Isaiah 61: 1-4, 8-11

After decades of intimidation, war and finally the total destruction of Jerusalem and then captivity by the Babylonians, every aspect of the personal and social life of God’s people is in shambles.  The people of God are demoralized and resigned to their hopeless circumstances.  But, the preacher feels called by the Lord God to make a startling promise: in short, God will reverse every hopeless aspect of their lives.  Re-energized, he continues, the people of God will re-build out of the ruins in which they now live the beloved City of Jerusalem and many of the lesser cities, too.  These people of despair will, in the future, come to be known as “the planting of the Lord.”  Why will God do these things?  “For I the Lord love justice….”  As reliably as the garden returning after a barren season, “the Lord will cause righteousness to spring up….”   [The Book of Isaiah is cited in the Christian scriptures more than any other book from the Hebrew scriptures than the Psalms.]

  • Psalm 126

The psalmist invokes that time when Jerusalem will be restored.  He uses everyday experiences to confirm the promise of renewal and new life: people who laugh uncontrollably when their fondest dream came true; rivers flowing again after drought.  As reliably as the cycles of nature, “those who sow in tears/in glad song will reap.”

  • I Thessalonians 5: 16-24

Rejoice, pray, give thanks, Paul exhorts.  Do not restrict the Spirit of God when God does the unexpected.

  • John 1: 6-8, 19-28

Because the times for the writer of the Gospel of John is quite different than the synoptic gospels, his treatment of the important historical figure of John the Baptizer is distinctive.  Here the significance of John the Baptizer is parsed carefully.  John is not the Messiah.  Nor is he even the prophet expected before the Messiah, Elijah.  He is not any of the other prophets.  His is “the voice” posited by Isaiah, “crying in the wilderness.”  His cry is singular:  to alert any who will listen that “among you is the Messiah.”
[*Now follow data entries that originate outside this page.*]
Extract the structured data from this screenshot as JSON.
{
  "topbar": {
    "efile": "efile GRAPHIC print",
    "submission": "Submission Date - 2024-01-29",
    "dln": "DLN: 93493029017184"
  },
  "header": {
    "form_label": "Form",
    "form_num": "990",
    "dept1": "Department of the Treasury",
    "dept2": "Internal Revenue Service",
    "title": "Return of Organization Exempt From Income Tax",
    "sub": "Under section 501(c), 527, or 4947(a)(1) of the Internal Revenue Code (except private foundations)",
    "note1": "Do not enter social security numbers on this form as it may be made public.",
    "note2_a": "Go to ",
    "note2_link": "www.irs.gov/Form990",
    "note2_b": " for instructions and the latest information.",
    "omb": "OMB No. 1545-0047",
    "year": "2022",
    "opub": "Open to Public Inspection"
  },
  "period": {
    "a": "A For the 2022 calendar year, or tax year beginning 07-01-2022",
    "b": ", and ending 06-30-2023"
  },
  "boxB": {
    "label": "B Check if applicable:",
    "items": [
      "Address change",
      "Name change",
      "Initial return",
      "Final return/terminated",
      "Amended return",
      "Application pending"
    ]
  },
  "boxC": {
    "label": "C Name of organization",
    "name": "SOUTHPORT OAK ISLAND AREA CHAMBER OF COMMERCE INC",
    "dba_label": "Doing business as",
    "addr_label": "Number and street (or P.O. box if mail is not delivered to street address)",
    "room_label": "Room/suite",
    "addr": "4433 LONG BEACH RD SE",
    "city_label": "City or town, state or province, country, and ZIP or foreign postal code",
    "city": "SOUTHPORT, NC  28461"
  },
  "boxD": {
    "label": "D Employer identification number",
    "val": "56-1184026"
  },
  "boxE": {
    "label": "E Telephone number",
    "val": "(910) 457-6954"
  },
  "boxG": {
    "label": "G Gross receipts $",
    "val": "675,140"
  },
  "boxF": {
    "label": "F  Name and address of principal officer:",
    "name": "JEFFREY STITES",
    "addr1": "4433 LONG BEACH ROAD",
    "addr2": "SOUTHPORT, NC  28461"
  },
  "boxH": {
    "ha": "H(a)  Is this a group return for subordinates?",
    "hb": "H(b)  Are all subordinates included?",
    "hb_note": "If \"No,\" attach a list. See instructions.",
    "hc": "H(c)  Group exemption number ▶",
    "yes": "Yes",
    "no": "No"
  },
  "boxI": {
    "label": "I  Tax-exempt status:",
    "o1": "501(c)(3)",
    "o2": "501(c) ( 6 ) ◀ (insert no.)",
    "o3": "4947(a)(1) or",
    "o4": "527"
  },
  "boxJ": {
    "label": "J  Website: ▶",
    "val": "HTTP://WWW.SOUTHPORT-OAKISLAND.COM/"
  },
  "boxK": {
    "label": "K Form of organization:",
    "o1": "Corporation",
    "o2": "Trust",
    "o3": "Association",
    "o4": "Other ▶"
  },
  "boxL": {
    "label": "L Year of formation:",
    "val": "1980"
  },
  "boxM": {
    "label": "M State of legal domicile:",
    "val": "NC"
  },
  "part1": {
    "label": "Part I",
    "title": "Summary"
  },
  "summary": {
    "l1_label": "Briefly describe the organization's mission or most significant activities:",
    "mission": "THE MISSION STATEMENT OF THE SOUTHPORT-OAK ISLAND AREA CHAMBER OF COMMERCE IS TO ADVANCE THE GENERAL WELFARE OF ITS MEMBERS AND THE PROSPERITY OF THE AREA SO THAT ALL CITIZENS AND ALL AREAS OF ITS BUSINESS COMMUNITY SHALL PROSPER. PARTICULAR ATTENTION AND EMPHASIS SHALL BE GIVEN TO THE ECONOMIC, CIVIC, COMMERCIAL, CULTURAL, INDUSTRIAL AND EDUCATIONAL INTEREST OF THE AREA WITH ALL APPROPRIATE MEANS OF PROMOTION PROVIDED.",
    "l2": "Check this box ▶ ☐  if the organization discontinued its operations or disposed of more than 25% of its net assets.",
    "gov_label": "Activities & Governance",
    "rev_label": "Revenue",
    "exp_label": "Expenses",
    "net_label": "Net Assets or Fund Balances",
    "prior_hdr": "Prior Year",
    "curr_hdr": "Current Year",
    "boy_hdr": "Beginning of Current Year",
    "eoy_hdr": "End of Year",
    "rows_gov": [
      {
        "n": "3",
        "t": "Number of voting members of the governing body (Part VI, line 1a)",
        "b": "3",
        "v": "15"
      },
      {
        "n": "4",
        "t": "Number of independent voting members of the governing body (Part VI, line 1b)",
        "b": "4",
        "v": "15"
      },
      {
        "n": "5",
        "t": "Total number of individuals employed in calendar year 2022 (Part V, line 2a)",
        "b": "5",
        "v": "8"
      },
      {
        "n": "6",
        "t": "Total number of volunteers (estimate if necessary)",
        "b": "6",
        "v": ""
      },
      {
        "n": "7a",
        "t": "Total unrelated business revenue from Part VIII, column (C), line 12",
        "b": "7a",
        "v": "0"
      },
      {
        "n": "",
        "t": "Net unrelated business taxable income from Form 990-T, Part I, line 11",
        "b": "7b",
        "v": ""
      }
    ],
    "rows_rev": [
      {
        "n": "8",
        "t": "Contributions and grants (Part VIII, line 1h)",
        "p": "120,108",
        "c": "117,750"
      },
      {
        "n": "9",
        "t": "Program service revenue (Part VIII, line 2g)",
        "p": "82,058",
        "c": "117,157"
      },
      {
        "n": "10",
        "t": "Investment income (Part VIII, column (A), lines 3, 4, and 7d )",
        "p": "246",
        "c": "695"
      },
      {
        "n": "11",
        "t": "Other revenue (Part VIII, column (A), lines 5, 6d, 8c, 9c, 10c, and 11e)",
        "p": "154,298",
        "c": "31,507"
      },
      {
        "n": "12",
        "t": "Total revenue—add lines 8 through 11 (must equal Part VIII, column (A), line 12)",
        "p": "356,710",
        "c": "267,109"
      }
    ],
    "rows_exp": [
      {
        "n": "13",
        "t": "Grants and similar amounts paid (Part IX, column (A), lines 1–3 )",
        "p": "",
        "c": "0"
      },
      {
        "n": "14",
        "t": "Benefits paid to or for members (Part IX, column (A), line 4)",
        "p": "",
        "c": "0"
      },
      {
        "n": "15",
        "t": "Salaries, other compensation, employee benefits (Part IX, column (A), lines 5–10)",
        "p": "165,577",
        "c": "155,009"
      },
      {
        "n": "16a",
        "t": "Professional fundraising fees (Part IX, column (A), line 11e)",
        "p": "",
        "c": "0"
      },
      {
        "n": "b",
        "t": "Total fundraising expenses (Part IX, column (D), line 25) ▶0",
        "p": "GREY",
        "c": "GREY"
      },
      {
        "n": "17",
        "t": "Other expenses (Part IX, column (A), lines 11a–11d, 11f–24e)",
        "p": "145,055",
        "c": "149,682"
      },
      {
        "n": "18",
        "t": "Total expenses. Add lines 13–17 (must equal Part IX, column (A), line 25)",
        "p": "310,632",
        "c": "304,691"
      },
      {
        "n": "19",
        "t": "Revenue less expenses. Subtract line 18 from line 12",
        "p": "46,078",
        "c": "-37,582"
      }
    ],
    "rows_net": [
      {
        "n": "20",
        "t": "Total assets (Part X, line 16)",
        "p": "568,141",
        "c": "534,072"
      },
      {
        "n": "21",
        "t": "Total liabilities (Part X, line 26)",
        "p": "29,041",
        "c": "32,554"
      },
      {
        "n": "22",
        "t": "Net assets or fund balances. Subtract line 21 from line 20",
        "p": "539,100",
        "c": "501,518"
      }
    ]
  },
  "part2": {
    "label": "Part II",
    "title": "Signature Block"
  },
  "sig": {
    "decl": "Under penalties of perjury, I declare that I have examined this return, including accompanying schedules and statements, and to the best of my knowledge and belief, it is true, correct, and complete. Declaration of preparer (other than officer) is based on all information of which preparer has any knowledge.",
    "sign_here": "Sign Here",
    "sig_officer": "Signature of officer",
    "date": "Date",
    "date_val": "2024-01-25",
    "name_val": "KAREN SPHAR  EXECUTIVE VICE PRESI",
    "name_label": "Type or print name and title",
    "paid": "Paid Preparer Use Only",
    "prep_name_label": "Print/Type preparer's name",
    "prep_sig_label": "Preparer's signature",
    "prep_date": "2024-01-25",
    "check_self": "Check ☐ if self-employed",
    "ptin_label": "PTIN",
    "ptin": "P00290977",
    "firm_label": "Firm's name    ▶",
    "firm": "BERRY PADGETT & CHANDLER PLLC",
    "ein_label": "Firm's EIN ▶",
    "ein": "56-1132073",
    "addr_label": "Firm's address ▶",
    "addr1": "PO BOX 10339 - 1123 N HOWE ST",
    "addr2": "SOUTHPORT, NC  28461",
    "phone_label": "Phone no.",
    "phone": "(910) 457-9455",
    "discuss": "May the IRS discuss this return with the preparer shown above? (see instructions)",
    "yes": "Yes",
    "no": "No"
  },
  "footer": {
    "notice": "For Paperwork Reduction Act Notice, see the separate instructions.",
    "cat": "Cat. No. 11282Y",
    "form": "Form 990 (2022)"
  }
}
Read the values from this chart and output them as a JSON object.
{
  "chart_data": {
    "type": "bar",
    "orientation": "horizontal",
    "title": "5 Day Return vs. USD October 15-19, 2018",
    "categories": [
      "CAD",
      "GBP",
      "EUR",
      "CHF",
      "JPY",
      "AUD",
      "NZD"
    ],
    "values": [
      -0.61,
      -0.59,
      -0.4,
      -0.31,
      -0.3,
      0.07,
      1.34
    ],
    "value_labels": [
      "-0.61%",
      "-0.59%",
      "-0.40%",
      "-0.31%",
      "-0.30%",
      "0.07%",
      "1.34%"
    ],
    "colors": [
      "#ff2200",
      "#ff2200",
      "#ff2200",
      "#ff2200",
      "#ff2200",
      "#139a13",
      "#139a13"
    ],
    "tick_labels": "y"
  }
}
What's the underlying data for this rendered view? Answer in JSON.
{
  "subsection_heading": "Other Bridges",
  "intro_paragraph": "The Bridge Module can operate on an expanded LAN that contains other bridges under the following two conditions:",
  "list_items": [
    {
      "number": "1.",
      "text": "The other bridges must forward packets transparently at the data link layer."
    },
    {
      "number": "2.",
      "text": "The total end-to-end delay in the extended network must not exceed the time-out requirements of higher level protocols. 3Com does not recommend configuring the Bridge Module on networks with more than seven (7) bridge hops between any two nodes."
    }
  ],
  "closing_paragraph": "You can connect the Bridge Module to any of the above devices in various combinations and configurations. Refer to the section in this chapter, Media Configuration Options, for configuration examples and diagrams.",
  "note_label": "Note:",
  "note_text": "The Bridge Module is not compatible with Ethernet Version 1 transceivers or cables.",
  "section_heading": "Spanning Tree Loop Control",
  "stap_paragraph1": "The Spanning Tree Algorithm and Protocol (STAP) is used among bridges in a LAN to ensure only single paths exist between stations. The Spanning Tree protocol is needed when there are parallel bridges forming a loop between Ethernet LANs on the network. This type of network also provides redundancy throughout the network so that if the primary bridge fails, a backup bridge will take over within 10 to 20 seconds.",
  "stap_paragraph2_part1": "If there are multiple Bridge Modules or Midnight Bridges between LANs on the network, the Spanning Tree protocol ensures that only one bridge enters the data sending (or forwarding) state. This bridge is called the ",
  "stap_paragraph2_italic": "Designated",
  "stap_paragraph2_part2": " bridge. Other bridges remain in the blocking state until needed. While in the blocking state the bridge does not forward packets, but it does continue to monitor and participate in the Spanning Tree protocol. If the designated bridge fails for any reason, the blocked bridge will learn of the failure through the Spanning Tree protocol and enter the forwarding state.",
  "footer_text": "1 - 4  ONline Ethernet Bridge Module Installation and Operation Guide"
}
These readings and gospel direct our attention not to anticipation for the birth of Jesus, but to the actualization of what John Caputo calls, “Messianic time.”  In his self-described “Michelin’s guide to Jacques Derrida,”  The Prayers and Tears of Jacques Derrida, Caputo cites “Messiah” or its derivatives on 89 of its 339 pages.  The stakes for “Messianic time” are high.  Caputo writes:

“Messianic time is prophetic time, the time to come, that disturbs the present with the call for justice, which calls the present beyond… itself.  For the most unjust thing of all would be to close off the future by saying that justice is present, that the present time is just…”  (p. 81.  O

On the same page but just before this excerpt Caputo has written:

Justice means doing justice, doing the truth… in order that he might come, in order to bring about messianic time, the epoche of the Messiah.”

John’s gospel begins with John the Baptizer daring to announce: “The Messiah is already among you.”  The announcement sets the time of justice in motion.  Isaiah declares that at precisely the  time when God’s people have become resigned to the impossibility of justice, the preacher must announce/remind/initiate/allow/permit/incite a new era, God’s time of justice.  Why?  Because the Lord “loves justice.” 

Caputo concludes:

“…justice is precisely unseeable, and unforeseeable….”  “Justice does not reside high above but settles into the flesh of the least among us, pitching its tent among us.  Justice is not above us but urgently required here and now, even as it is something you press forward to with passion, with prophetic and messianic fire… with a fiercely burning ruah, something with which you must keep faith, the passion of faith….” (p. 338)

Paul warns not to restrict the Spirit.  Let it flow where it will.  Although we never know exactly when or where or how God’s justice will re-assert itself, (just as we never know precisely when it will rain), we announce and work for God’s justice, taking for granted that the parched river bed will once again babble and gush with water. 

Be alert for “messianic time.” Live by “messianic time.”  “The Messiah is already among you.”